Time Course of ESR1 Expression during Shoot Regeneration. RNA gel blot analysis of the ESR1 transcript. Root segments were preincubated on CIM for 4 days and then transferred onto SIM. Total RNAs were prepared from root explants at the times indicated, and 10 μg of total RNA was loaded. RNA gel blots were hybridized to different cDNA probes. Numbers above the lanes indicate days (A) or hours (B) after transfer onto SIM. In (B), in the first lane from the right (CIM), after pretreatment on CIM, root segments were incubated on fresh CIM for 24 hr.

Figure 7.

Induction of ESR1 Expression by Cytokinin. (A) RNA gel blot analysis in seedlings. Two-week-old Arabidopsis plants grown on MS medium were transferred onto MS medium containing various phytohormones. After 24 hr, total RNAs were prepared and analyzed on a gel.
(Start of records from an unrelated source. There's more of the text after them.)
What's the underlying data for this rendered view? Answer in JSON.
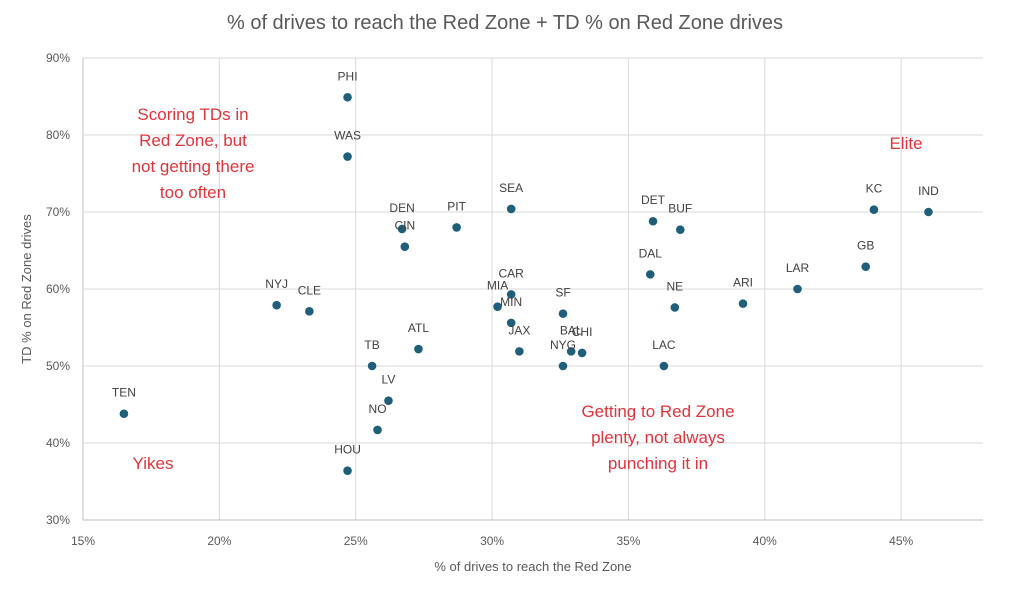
{
  "chart_data": {
    "type": "scatter",
    "title": "% of drives to reach the Red Zone + TD % on Red Zone drives",
    "xlabel": "% of drives to reach the Red Zone",
    "ylabel": "TD % on Red Zone drives",
    "xlim": [
      15,
      48
    ],
    "ylim": [
      30,
      90
    ],
    "x_ticks": [
      15,
      20,
      25,
      30,
      35,
      40,
      45
    ],
    "y_ticks": [
      30,
      40,
      50,
      60,
      70,
      80,
      90
    ],
    "x_tick_labels": [
      "15%",
      "20%",
      "25%",
      "30%",
      "35%",
      "40%",
      "45%"
    ],
    "y_tick_labels": [
      "30%",
      "40%",
      "50%",
      "60%",
      "70%",
      "80%",
      "90%"
    ],
    "grid": true,
    "marker_color": "#1f5f7a",
    "annotation_color": "#e0343a",
    "points": [
      {
        "team": "PHI",
        "x": 24.7,
        "y": 84.9
      },
      {
        "team": "WAS",
        "x": 24.7,
        "y": 77.2
      },
      {
        "team": "DEN",
        "x": 26.7,
        "y": 67.8
      },
      {
        "team": "CIN",
        "x": 26.8,
        "y": 65.5
      },
      {
        "team": "PIT",
        "x": 28.7,
        "y": 68.0
      },
      {
        "team": "SEA",
        "x": 30.7,
        "y": 70.4
      },
      {
        "team": "DET",
        "x": 35.9,
        "y": 68.8
      },
      {
        "team": "BUF",
        "x": 36.9,
        "y": 67.7
      },
      {
        "team": "KC",
        "x": 44.0,
        "y": 70.3
      },
      {
        "team": "IND",
        "x": 46.0,
        "y": 70.0
      },
      {
        "team": "GB",
        "x": 43.7,
        "y": 62.9
      },
      {
        "team": "LAR",
        "x": 41.2,
        "y": 60.0
      },
      {
        "team": "ARI",
        "x": 39.2,
        "y": 58.1
      },
      {
        "team": "DAL",
        "x": 35.8,
        "y": 61.9
      },
      {
        "team": "NE",
        "x": 36.7,
        "y": 57.6
      },
      {
        "team": "NYJ",
        "x": 22.1,
        "y": 57.9
      },
      {
        "team": "CLE",
        "x": 23.3,
        "y": 57.1
      },
      {
        "team": "CAR",
        "x": 30.7,
        "y": 59.3
      },
      {
        "team": "MIA",
        "x": 30.2,
        "y": 57.7
      },
      {
        "team": "MIN",
        "x": 30.7,
        "y": 55.6
      },
      {
        "team": "SF",
        "x": 32.6,
        "y": 56.8
      },
      {
        "team": "ATL",
        "x": 27.3,
        "y": 52.2
      },
      {
        "team": "JAX",
        "x": 31.0,
        "y": 51.9
      },
      {
        "team": "BAL",
        "x": 32.9,
        "y": 51.9
      },
      {
        "team": "CHI",
        "x": 33.3,
        "y": 51.7
      },
      {
        "team": "NYG",
        "x": 32.6,
        "y": 50.0
      },
      {
        "team": "LAC",
        "x": 36.3,
        "y": 50.0
      },
      {
        "team": "TB",
        "x": 25.6,
        "y": 50.0
      },
      {
        "team": "LV",
        "x": 26.2,
        "y": 45.5
      },
      {
        "team": "NO",
        "x": 25.8,
        "y": 41.7
      },
      {
        "team": "HOU",
        "x": 24.7,
        "y": 36.4
      },
      {
        "team": "TEN",
        "x": 16.5,
        "y": 43.8
      }
    ],
    "annotations": [
      {
        "name": "top-left",
        "lines": [
          "Scoring TDs in",
          "Red Zone, but",
          "not getting there",
          "too often"
        ]
      },
      {
        "name": "top-right",
        "lines": [
          "Elite"
        ]
      },
      {
        "name": "bottom-left",
        "lines": [
          "Yikes"
        ]
      },
      {
        "name": "bottom-right",
        "lines": [
          "Getting to Red Zone",
          "plenty, not always",
          "punching it in"
        ]
      }
    ]
  }
}
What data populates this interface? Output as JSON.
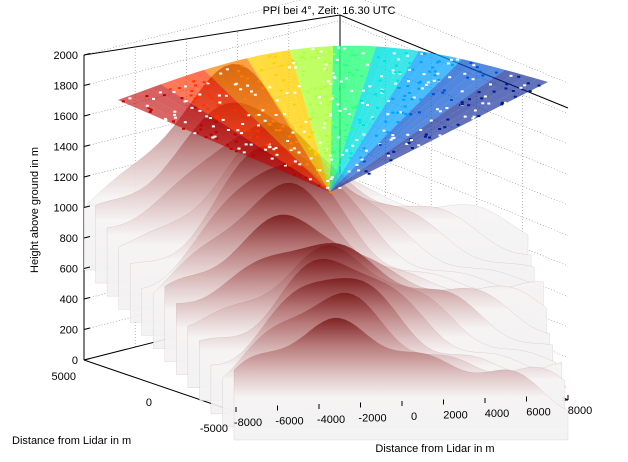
{
  "chart_data": {
    "type": "surface",
    "title": "PPI bei 4°, Zeit: 16.30 UTC",
    "zlabel": "Height above ground in m",
    "xlabel": "Distance from Lidar in m",
    "ylabel": "Distance from  Lidar in m",
    "zlim": [
      0,
      2000
    ],
    "z_ticks": [
      "0",
      "200",
      "400",
      "600",
      "800",
      "1000",
      "1200",
      "1400",
      "1600",
      "1800",
      "2000"
    ],
    "xlim": [
      -8000,
      8000
    ],
    "x_ticks": [
      "-8000",
      "-6000",
      "-4000",
      "-2000",
      "0",
      "2000",
      "4000",
      "6000",
      "8000"
    ],
    "ylim": [
      -5000,
      5000
    ],
    "y_ticks": [
      "5000",
      "0",
      "-5000"
    ],
    "grid": true,
    "scan": {
      "elevation_deg": 4,
      "apex_height_m": 1100,
      "colormap": "jet"
    },
    "terrain": {
      "colormap": "white-to-brown",
      "height_range_m": [
        200,
        1100
      ]
    }
  }
}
Ten micrograms of total RNA was loaded and hybridized to different cDNA probes. Mock, fresh MS medium without any phytohormones; ACC, 1-aminocyclopropane-1-carboxylic acid (50 μM); IAA, indole-3-acetic acid (2.5 μM). 2-ip was used at a concentration of 5 μM. (B) Expression of ESR1 in response to cytokinin with or without 2,4-D pretreatment in root explants. Root segments were pretreated on MS medium with or without 2,4-D (2 μM) for 4 days (indicated as MS pretreatment or 2,4-D pretreatment, respectively) and then transferred onto MS medium containing the compound(s) indicated. After 12 hr of incubation, total RNAs were prepared. Ten micrograms of total RNA was loaded on each lane and hybridized to different cDNA probes. Concentrations were as follows: adenine, 50 μM; trans-zeatin, 5 μM; 2-ip, 5 μM; 6-benzyladenine (BA), 5 μM; kinetin, 5 μM.